Threat to Humans: The Minnesota Department of Health says there is a very low public health risk, and there is no food safety concern, according to the Minnesota Department of Health. Only persons who have direct contact with infected birds are potentially at risk. People in contact with infected birds are monitored by MDH for 10 days to make sure they don’t become sick. It is also recommended for them to take antiviral medication.
Threat to Pets and Poultry: HPAI is very contagious so if you have pet birds or poultry livestock you want to be very careful about not exposing them to dead turkeys. DNR recommends cleaning birds in the field and cleaning knives, clothing, etc. very well before coming in contact with your birds.
Reporting Dead Birds: DNR wildlife staff have been notified to be extra vigilant for sick or dead raptors (hawks, eagles, owls) and wild turkeys. They have received instructions on carcass handling if any are identified.
If you see a dead wild turkey or raptor or it appears sick (ruffled feathers, swollen wattles, discoloration of the feet and impaired balance), do not touch or move it to minimize any potential risk of unintentionally spreading the virus if the animal is infected.

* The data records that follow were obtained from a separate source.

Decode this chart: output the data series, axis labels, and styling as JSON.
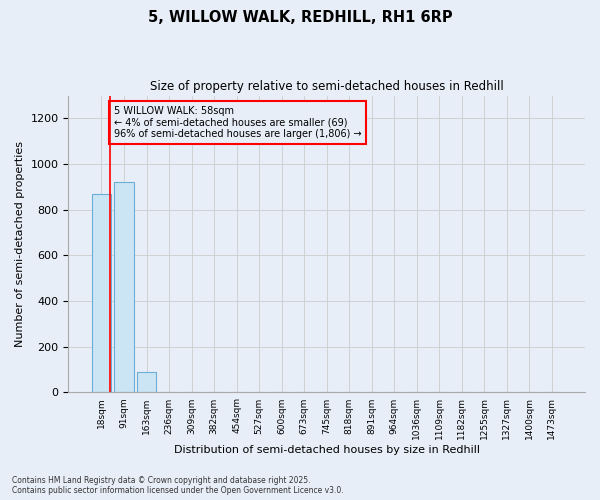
{
  "title1": "5, WILLOW WALK, REDHILL, RH1 6RP",
  "title2": "Size of property relative to semi-detached houses in Redhill",
  "xlabel": "Distribution of semi-detached houses by size in Redhill",
  "ylabel": "Number of semi-detached properties",
  "footer": "Contains HM Land Registry data © Crown copyright and database right 2025.\nContains public sector information licensed under the Open Government Licence v3.0.",
  "bin_labels": [
    "18sqm",
    "91sqm",
    "163sqm",
    "236sqm",
    "309sqm",
    "382sqm",
    "454sqm",
    "527sqm",
    "600sqm",
    "673sqm",
    "745sqm",
    "818sqm",
    "891sqm",
    "964sqm",
    "1036sqm",
    "1109sqm",
    "1182sqm",
    "1255sqm",
    "1327sqm",
    "1400sqm",
    "1473sqm"
  ],
  "values": [
    870,
    920,
    90,
    0,
    0,
    0,
    0,
    0,
    0,
    0,
    0,
    0,
    0,
    0,
    0,
    0,
    0,
    0,
    0,
    0,
    0
  ],
  "bar_color": "#cce5f5",
  "bar_edge_color": "#6aaed6",
  "ylim": [
    0,
    1300
  ],
  "yticks": [
    0,
    200,
    400,
    600,
    800,
    1000,
    1200
  ],
  "annotation_title": "5 WILLOW WALK: 58sqm",
  "annotation_line1": "← 4% of semi-detached houses are smaller (69)",
  "annotation_line2": "96% of semi-detached houses are larger (1,806) →",
  "background_color": "#e8eef8"
}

Mark the location by GPS if possible and contact DNR with the coordinates. Contacts are:
· Wildlife Health Program Supervisor Michelle Carstensen at 612-390-9979
· Wildlife Health Specialist Erik Hildebrand at 612-597-8141
· Alternatively, you can contact your local area wildlife manager.
Protocols are in place to sample these birds if it's determined that HPAI may be the cause of mortality. At this time, they are only looking for raptors and wild turkeys. They are not taking samples on other species of birds unless five or more are found dead in the same location.

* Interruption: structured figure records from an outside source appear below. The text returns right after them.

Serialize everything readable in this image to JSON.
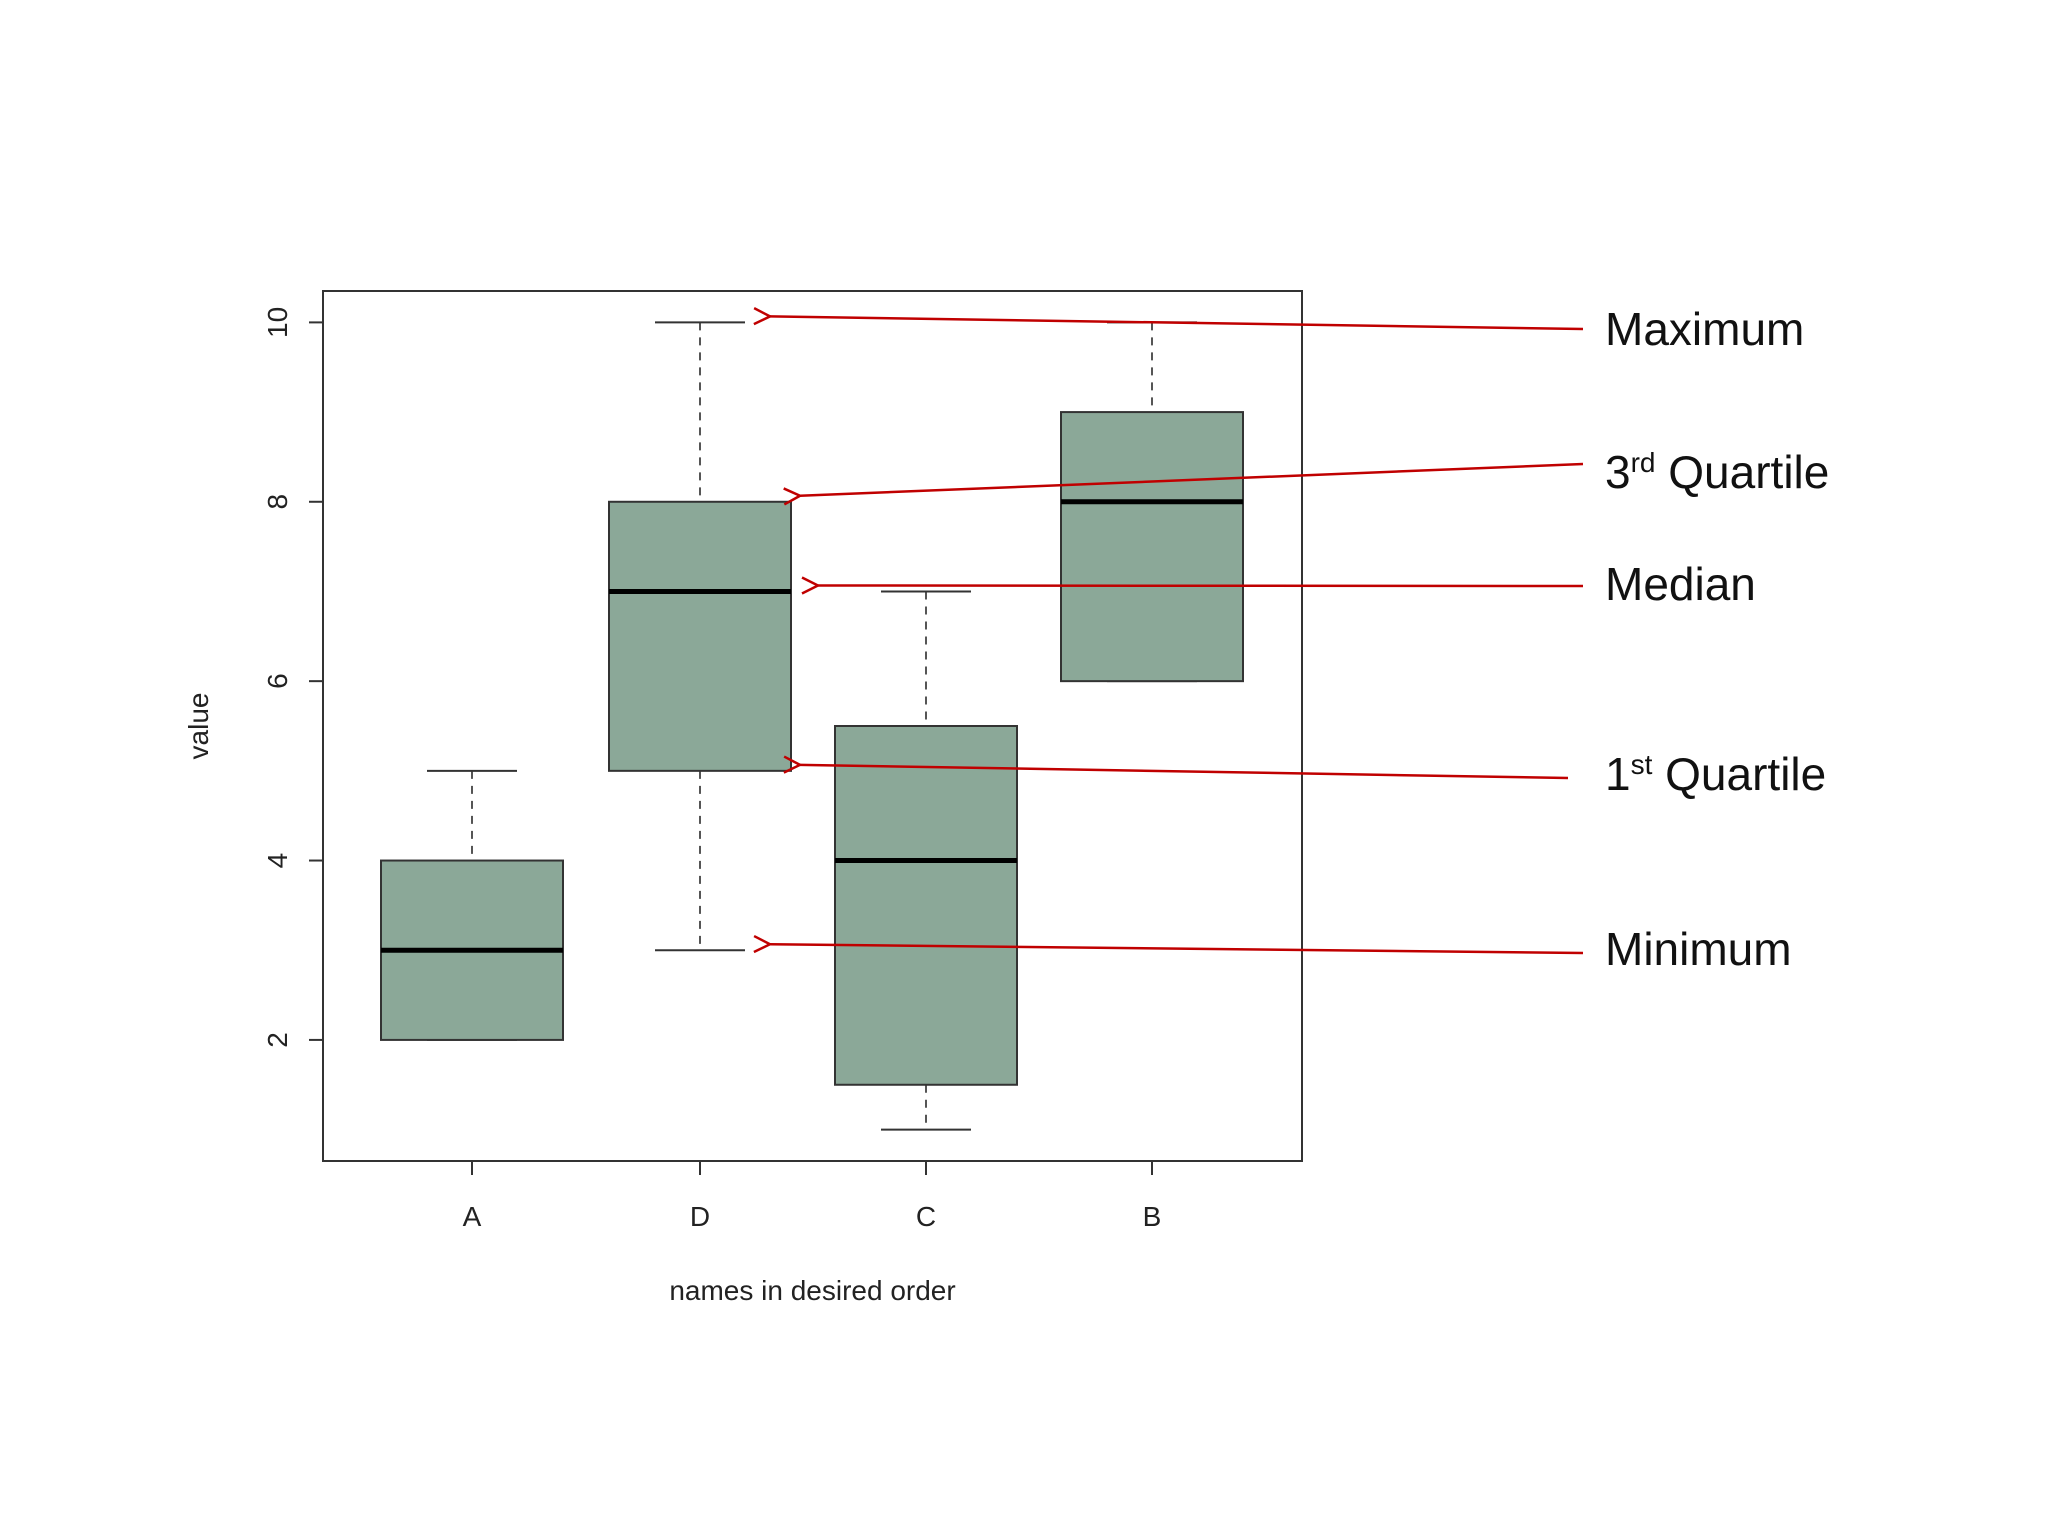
{
  "chart_data": {
    "type": "boxplot",
    "xlabel": "names in desired order",
    "ylabel": "value",
    "ylim": [
      0.65,
      10.35
    ],
    "yticks": [
      2,
      4,
      6,
      8,
      10
    ],
    "grid": false,
    "box_color": "#8BA898",
    "categories": [
      "A",
      "D",
      "C",
      "B"
    ],
    "boxes": [
      {
        "name": "A",
        "min": 2,
        "q1": 2,
        "median": 3,
        "q3": 4,
        "max": 5
      },
      {
        "name": "D",
        "min": 3,
        "q1": 5,
        "median": 7,
        "q3": 8,
        "max": 10
      },
      {
        "name": "C",
        "min": 1,
        "q1": 1.5,
        "median": 4,
        "q3": 5.5,
        "max": 7
      },
      {
        "name": "B",
        "min": 6,
        "q1": 6,
        "median": 8,
        "q3": 9,
        "max": 10
      }
    ],
    "annotations": [
      {
        "id": "maximum",
        "label": "Maximum",
        "sup": "",
        "tail": "",
        "points_to": {
          "category": "D",
          "value": 10
        }
      },
      {
        "id": "q3",
        "label": "3",
        "sup": "rd",
        "tail": " Quartile",
        "points_to": {
          "category": "D",
          "value": 8
        }
      },
      {
        "id": "median",
        "label": "Median",
        "sup": "",
        "tail": "",
        "points_to": {
          "category": "D",
          "value": 7
        }
      },
      {
        "id": "q1",
        "label": "1",
        "sup": "st",
        "tail": " Quartile",
        "points_to": {
          "category": "D",
          "value": 5
        }
      },
      {
        "id": "minimum",
        "label": "Minimum",
        "sup": "",
        "tail": "",
        "points_to": {
          "category": "D",
          "value": 3
        }
      }
    ],
    "annotation_color": "#C00000"
  }
}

MDH Recommended Precautions for Hunters:
In the field
Do not harvest or handle wild birds that are obviously sick or found dead.
Dress your game birds in the field whenever possible.

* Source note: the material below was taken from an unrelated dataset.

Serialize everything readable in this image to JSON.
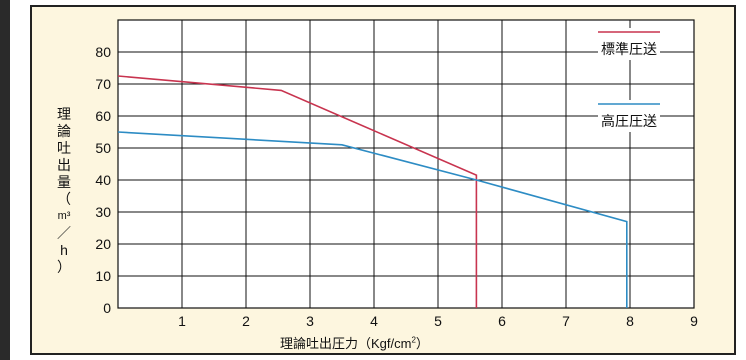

Use dedicated tools for cleaning game, whether in the field or at home. Do not use those tools around your poultry or pet birds.
Always wear rubber gloves when cleaning game.
Double bag the offal and feathers. Tie the inner bag, and be sure to take off your rubber gloves and leave them in the outer bag before tying it closed. Place the bag in a trash can that poultry and pet birds cannot access. This trash can should also be secure against access by children, pets or other animals.
Wash hands with soap and water immediately after handling game. If soap and water are not available, use alcohol wipes.
Wash all tools and work surfaces with soap and water. Then, disinfect them. Do not eat, drink or smoke while cleaning game.
If you clean a bird at home, keep a separate pair of shoes to wear only in your game cleaning area. If this is not possible, wear rubber footwear and clean/disinfect your shoes before entering or leaving the area.
Wash all tools and work surfaces with soap and water. Then, disinfect them.
Avoid cross-contamination. Keep uncooked game in a separate container, away from cooked or ready-to-eat foods.
Cook game meat thoroughly. Poultry should reach an internal temperature of 165 degrees F to kill disease organisms and parasites.